Combination treatments for hypertension most often include a renin-angiotensin-aldosterone system (RAAS) inhibitor. However, systolicblood pressure (SBP) remains difficult to control. Non-RAAS-inhibiting strategies such as calcium channel blocker/thiazide-like diuretic combinations may offer effective alternatives.
Material and methods. Hypertensive diabetic patients with microalbuminuria were included in this retrospective, post-hoc analysis of the Natrilix SR Versus Enalapril Study in Hypertensive Type 2 Diabetics With MicrOalbuminuRia (NESTOR) trial if they were uncontrolled on monotherapy (indapamide slow release (SR) 1.5 mg or enalapril 10 mg) and had been given add-on amlodipine 5 mg. Patients uncontrolled with monotherapy/amlodipine 5 mg were uptitrated to 10 mg.
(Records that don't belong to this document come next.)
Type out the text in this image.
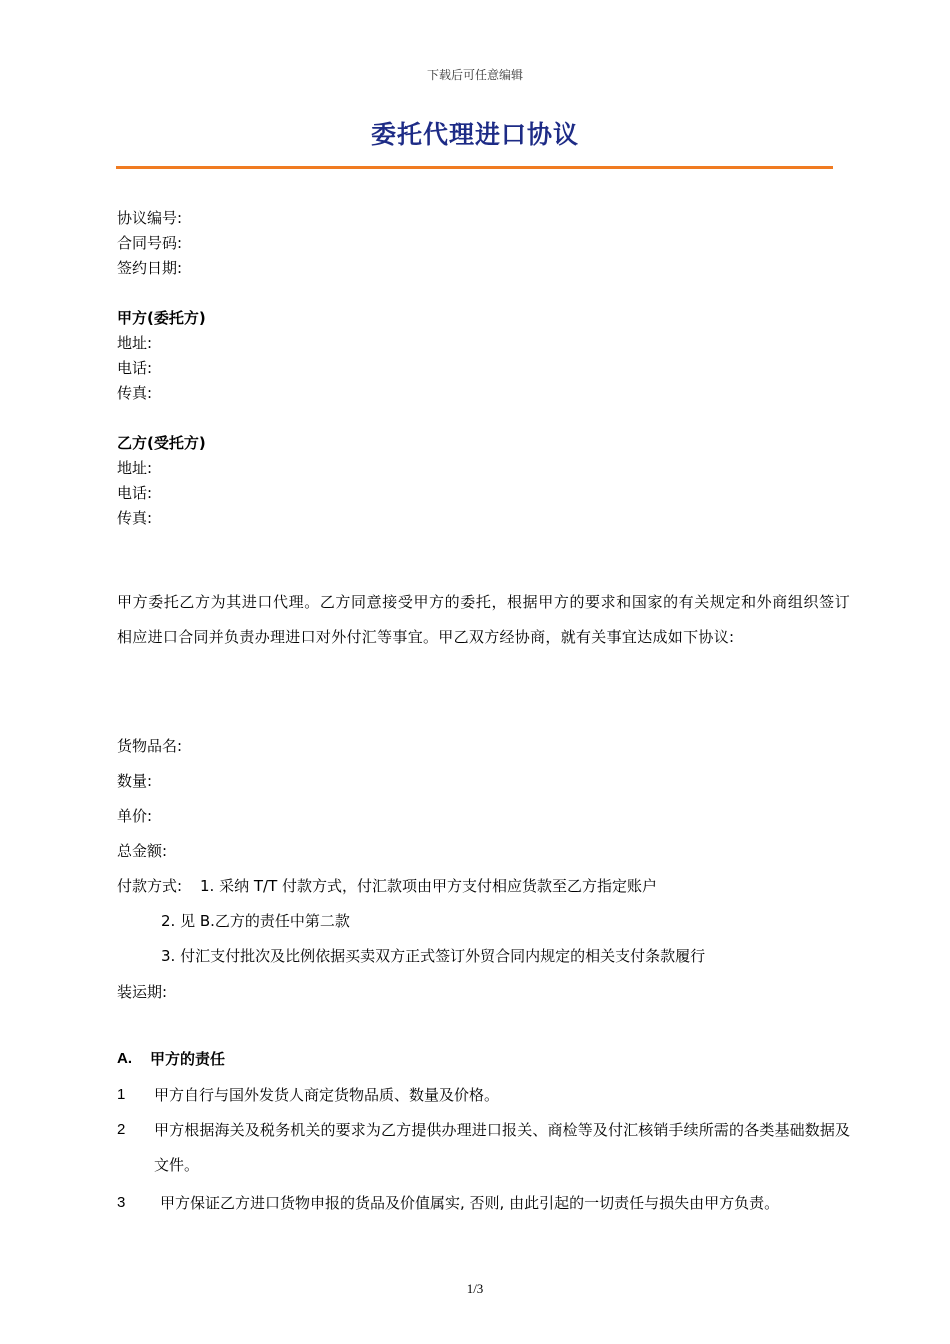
下载后可任意编辑
委托代理进口协议
协议编号:
合同号码:
签约日期:
甲方(委托方)
地址:
电话:
传真:
乙方(受托方)
地址:
电话:
传真:
甲方委托乙方为其进口代理。乙方同意接受甲方的委托，根据甲方的要求和国家的有关规定和外商组织签订相应进口合同并负责办理进口对外付汇等事宜。甲乙双方经协商，就有关事宜达成如下协议:
货物品名:
数量:
单价:
总金额:
付款方式: 1. 采纳 T/T 付款方式，付汇款项由甲方支付相应货款至乙方指定账户
2. 见 B.乙方的责任中第二款
3. 付汇支付批次及比例依据买卖双方正式签订外贸合同内规定的相关支付条款履行
装运期:
A. 甲方的责任
1 甲方自行与国外发货人商定货物品质、数量及价格。
2 甲方根据海关及税务机关的要求为乙方提供办理进口报关、商检等及付汇核销手续所需的各类基础数据及文件。
3 甲方保证乙方进口货物申报的货品及价值属实, 否则, 由此引起的一切责任与损失由甲方负责。
1/3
Results. After 52 weeks, supine SBP/diastolic BP (DBP) decreased from baseline by 26±13/14±9 mm Hg in the indapamide SR/amlodipine group (n=135) and by 21±14/11±9 mmHg in the enalapril/amlodipine group (n=156) (P=0.006 for ΔSBP). In the amlodipine 10 mg subgroup, SBP/DBP decreased from baseline by 26±13/13±9 mmHg in the indapamide SR/amlodipine group (n=62) and by 20±13/12±8 mmHg in the enalapril/amlodipine group (n=77) (P=0.02 for ΔSBP). Treatment with indapamide SR/amlodipine was well tolerated. Few patients experienced edema, with no between-group differences. As expected with diuretics, slight changes in kalemia and in uricemia were observed in the indapamide SR/amlodipine group. Changes in fasting glucose, lipids, natremia, and creatinine clearance were similar between groups.
Conclusions. Indapamide SR/amlodipine results in superior SBP reduction with a safety profile in line with that of its components and tolerability equivalent to that of an angiotensin-converting enzyme inhibitor/amlodipine strategy.